I have two choices here: I can run a second validation on the candidates that do match, or I can tweak the pattern. This time, I decide to take my own pattern from earlier and try to work in the good traits from the other patterns, as shown in Table 5-5. This is the composition technique introduced in Chapter 1.

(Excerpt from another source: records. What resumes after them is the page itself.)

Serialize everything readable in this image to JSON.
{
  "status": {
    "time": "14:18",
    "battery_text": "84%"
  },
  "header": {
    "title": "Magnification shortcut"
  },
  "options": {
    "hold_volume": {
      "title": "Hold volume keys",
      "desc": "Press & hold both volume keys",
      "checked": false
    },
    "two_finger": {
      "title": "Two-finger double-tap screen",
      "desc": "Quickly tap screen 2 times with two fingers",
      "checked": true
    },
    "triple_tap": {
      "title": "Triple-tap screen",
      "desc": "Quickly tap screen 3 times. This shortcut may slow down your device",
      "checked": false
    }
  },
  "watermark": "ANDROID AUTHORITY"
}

Table 5-5: Pulling a General Regex Pattern from 614-345-6789
Step	What I Did	Why I Did It	Justification	Resulting Pattern
Step 1	Nothing	Initial state	N/A	(?:\d{3})?\d{3}\d{4}
Step 2	Put optional - between the number groups	To get a more generic description	The phone number can be delimited with punctuation.	(?:\d{3}-?)?\d{3}-?\d{4}
Step 3	Put optional spaces between the number groups	To get a more generic description	The phone number can be delimited with spaces.	(?:\d{3}-?\s?)?\d{3}-?\s?\d{4}
Step 4	Swapped out - for *\p{Punct}*	To accommodate punctuation	*\p{Punct}* is a superset of -	(?:\d{3}\p{Punct}?\s?)?\d{3}\p {Punct}?\s?\d{4}
Step 5	Replaced *(?:\d{3} \p{Punct}?\s?)? \d{3}\p{Punct}?* with *(?\d{3}\p{Punct }?\s?){1,2}*	To create a more succinct pattern	The two are equivalent statements.	(?:\d{3}\p{Punct}?\s?){1,2}\d{4}

Using this pattern, I find that things seem rational. Finally, just before finishing, I decide to format all of my output in the form ddd-dddd or ddd-ddd-dddd. The resulting code is shown in Listing 5-12.

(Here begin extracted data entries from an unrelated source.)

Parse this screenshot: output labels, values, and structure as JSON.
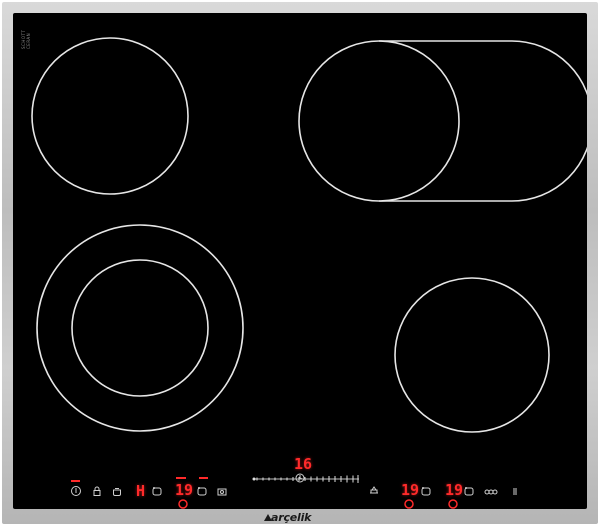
{
  "glass_marking": [
    "SCHOTT",
    "CERAN"
  ],
  "brand": "arçelik",
  "timer_display": "16",
  "controls": {
    "left_level": "H",
    "zone_front_left_level": "19",
    "zone_rear_right_level": "19",
    "zone_front_right_level": "19"
  },
  "colors": {
    "glass": "#000000",
    "ring": "#e6e6e6",
    "led": "#ff2a2a",
    "frame": "#c8c8c8"
  },
  "icons": [
    "power-icon",
    "lock-icon",
    "pot-icon",
    "zone-select-icon",
    "keep-warm-icon",
    "timer-icon",
    "cookware-icon",
    "bridge-icon",
    "dual-zone-icon"
  ]
}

Listing 5-12: Extracting Phone Numbers from a File

01  /**
02  * mines phone numbers out of the given file, and returns
03  * them as strings.
04  * @param the String filePath of the file
05  * @throws IOException if the file is not found or
06  * is corrupted
07  *
08  * @return ArrayList contained well formatted phone numbers
09  * of the for ddd-ddd-dddd or ddd-dddd
10 */
11  public static ArrayList minePhoneNumbers(String filePath)
12  throws IOException{

13     ArrayList retval = new ArrayList();
14     //get pattern
15     String regex = RegexUtil.getProperty("../regex.properties","allPhones");
16     //find all the matches
17     Map result =
18        RegexUtil.searchFile(filePath, regex ,Pattern.MULTILINE);

19     //get the matching strings
20     Iterator it = result.values().iterator();

21     //provide a consistent format for phone numbers captured
22     while (it.hasNext())
23     {
24        String num = (String)it.next();
25        num = num.replaceAll("\\p{Punct}|\\s","");

26        if (num.length() == 7)
27          num=num.replaceAll("(\\d{3})(\\d{4})","$1-$2");
28        else
29         num=num.replaceAll("(\\d{3})(\\d{3})(\\d{4})","($1)-$2-$3");

30       retval.add(num);
31     }

32     return retval;
33  }

Listing 5-12 is fairly self-explanatory. However, I do want to point out lines 27 and 29. Notice how easy it was to make a minor adjustment and produce well-formatted, consistent output here. Line 27, for example, simply says, "I'd like to capture the first three digits in group number 1 and the last four digits in group number 2. Then, I'd like to separate those two groups with a hyphen." Again, this involved very easy, but ultimately very powerful, code.